The safety and scientific validity of this study is the responsibility of the study sponsor and investigators. Listing a study does not mean it has been evaluated by the U.S. Federal Government. Know the risks and potential benefits of clinical studies and talk to your health care provider before participating. Read our disclaimer for details.
 
ClinicalTrials.gov Identifier: NCT04298723
Recruitment Status : Recruiting
First Posted : March 6, 2020
Last Update Posted : June 29, 2020
Sponsor:
Information provided by (Responsible Party):
Sven Möbius-Winkler, Jena University Hospital

Brief Summary:
Atrial fibrillation is the most common cardiac arrhythmia. In atrial fibrillation, there is a risk that clots can form in the heart, especially in the left atrium. If these clots come loose, there is a risk of stroke. To prevent strokes, patients with atrial fibrillation and status post ICB can be treated with anticoagulants. This medication therapy prevents blood clots from forming in the heart, but can also cause bleeding. Another therapy option is the occlusion of the left atrium.

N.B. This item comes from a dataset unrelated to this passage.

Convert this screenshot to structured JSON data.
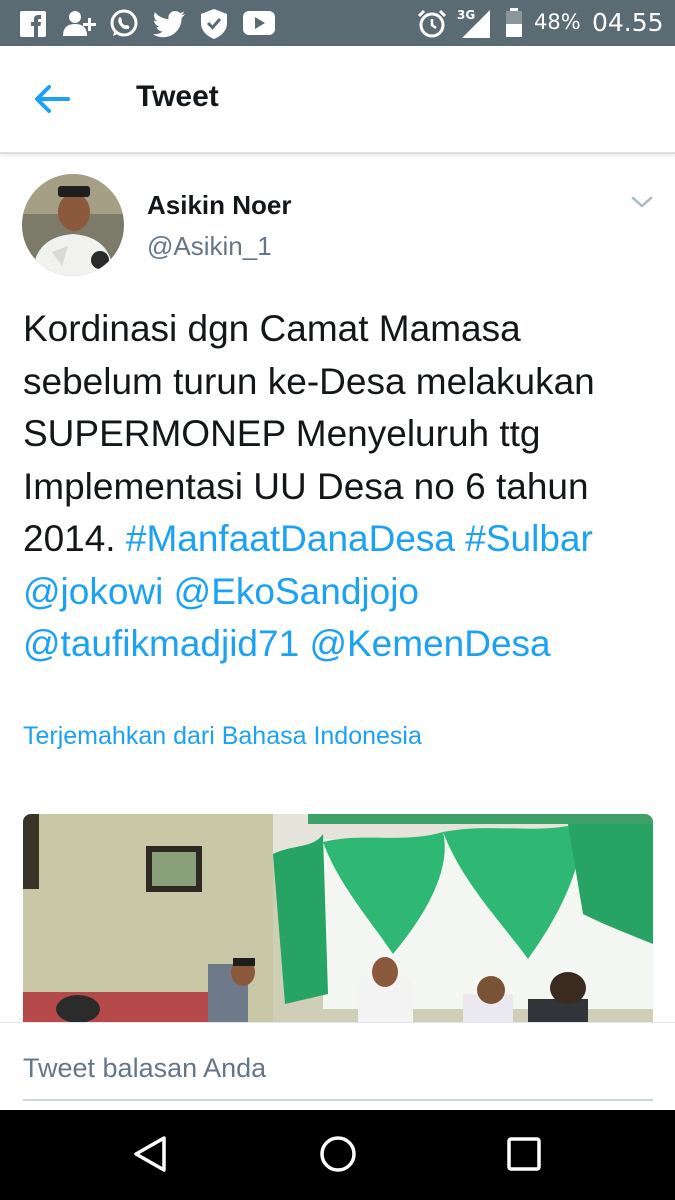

After closure of the left atrium, only a short anticoagulation therapy is necessary until the occluder has healed. The aim of the study is to compare these two treatment approaches. In this study only already approved drugs and occlusion systems will be used.

Condition or disease Intervention/treatment Phase
Atrial Fibrillation (AF) Intracranial Bleed Device: Percutaneous closure of the LAA (Watchman / Watchman FLX) Not Applicable

Detailed Description:

Within the current trial, two novel strategies are tested in a randomized fashion in patients with atrial fibrillation and status post intracranial bleeding. Patients with ICH were usually excluded from the large NOAC trials and were also not representatively included in the large Watchman device trials. On the other hand, registries show that there is a significant proportion of patients with status post ICH that were implanted with a LAA closure device in clinical routine, and also there are those patients treated with NOAC due to their high stroke risk, despite the risk of recurrent ICH.

Both therapies, NOAC and LAA closure are effective in preventing stroke in patients with AF at high risk for stroke. Also, for both therapies there is evidence for prevention of bleedings, especially intracranial bleeding events.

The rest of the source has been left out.